# Linear Regression Model Training 

## Overview

This script performs training of a linear regression model to predict energy consumption based on extracted features from a dataset containing timestamps and energy consumption records.

- The script demonstrates the entire process of training a linear regression model for energy consumption prediction, from data loading and preprocessing to model evaluation and saving.
- It utilizes popular libraries such as pandas, scikit-learn, and joblib to streamline various tasks involved in machine learning model training.
- The use of train-test splitting helps to assess the model's generalization performance and detect overfitting.
- Evaluation metrics such as MSE and MAE provide insights into the model's accuracy and are essential for model selection and tuning.
- Saving the trained model allows for easy reuse and deployment in production environments.

## Dependencies

- **pandas**: A powerful data manipulation library used to load and preprocess the dataset.
- **sklearn**: A machine learning library providing tools for model selection, training, and evaluation.
- **matplotlib**: A plotting library used to visualize the evaluation metrics.

In [14]:
import pandas as pd
from sklearn.model_selection import train_test_split
from sklearn.linear_model import LinearRegression
from sklearn.metrics import mean_squared_error, mean_absolute_error
import matplotlib.pyplot as plt

1. **Load Dataset**: 
- The script loads the dataset containing energy consumption records from the Excel file `new_data.xlsx` using the `pd.read_excel()` function.

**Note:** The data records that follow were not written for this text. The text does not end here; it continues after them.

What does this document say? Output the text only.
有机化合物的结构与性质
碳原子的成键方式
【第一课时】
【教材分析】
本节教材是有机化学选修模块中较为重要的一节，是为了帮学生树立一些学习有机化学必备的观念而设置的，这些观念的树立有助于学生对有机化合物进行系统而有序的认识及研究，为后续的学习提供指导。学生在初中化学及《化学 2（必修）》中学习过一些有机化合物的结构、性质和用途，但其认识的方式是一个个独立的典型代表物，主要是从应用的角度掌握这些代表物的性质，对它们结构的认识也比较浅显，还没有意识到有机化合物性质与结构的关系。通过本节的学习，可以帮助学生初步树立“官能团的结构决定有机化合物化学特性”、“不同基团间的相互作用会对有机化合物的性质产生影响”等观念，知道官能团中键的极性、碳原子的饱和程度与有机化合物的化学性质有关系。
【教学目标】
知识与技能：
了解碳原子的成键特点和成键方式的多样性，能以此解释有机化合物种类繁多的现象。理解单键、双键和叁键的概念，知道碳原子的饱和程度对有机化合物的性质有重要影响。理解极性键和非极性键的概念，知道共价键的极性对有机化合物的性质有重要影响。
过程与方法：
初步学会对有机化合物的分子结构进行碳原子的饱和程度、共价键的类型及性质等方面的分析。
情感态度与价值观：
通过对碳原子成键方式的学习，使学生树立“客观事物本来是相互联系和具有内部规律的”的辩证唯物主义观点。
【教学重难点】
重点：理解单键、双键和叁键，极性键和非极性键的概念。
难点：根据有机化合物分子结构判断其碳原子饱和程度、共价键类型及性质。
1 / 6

This dataset serves as the basis for training the linear regression model.



In [15]:
# Load the dataset
df = pd.read_excel("new_data.xlsx")

In [16]:
df.head()

Unnamed: 0,Timestamp,Answer Value first,Answer Value last,Equipment SNO first,Asset Number first,Reading Name first,Is Error Set? first,Is Error Code? first,Asset first,Company first,Energy Consumption (kWh)
0,2024-01-01 00:00:00,54199.73,54199.79,68B6B34180C8-3,FSCHN-E-00001,activeenergydla,0.0,,AHU DB,Chennai – Bayline,0.06
1,2024-01-01 01:00:00,54199.8,54199.91,68B6B34180C8-3,FSCHN-E-00001,activeenergydla,0.0,,AHU DB,Chennai – Bayline,0.11
2,2024-01-01 02:00:00,54199.92,54200.03,68B6B34180C8-3,FSCHN-E-00001,activeenergydla,0.0,,AHU DB,Chennai – Bayline,0.11
3,2024-01-01 03:00:00,54200.04,54200.16,68B6B34180C8-3,FSCHN-E-00001,activeenergydla,0.0,,AHU DB,Chennai – Bayline,0.12
4,2024-01-01 04:00:00,54200.17,54200.29,68B6B34180C8-3,FSCHN-E-00001,activeenergydla,0.0,,AHU DB,Chennai – Bayline,0.12


2. **Data Preprocessing**: 
- The script converts the 'Timestamp' column to datetime format using the `pd.to_datetime()` function. 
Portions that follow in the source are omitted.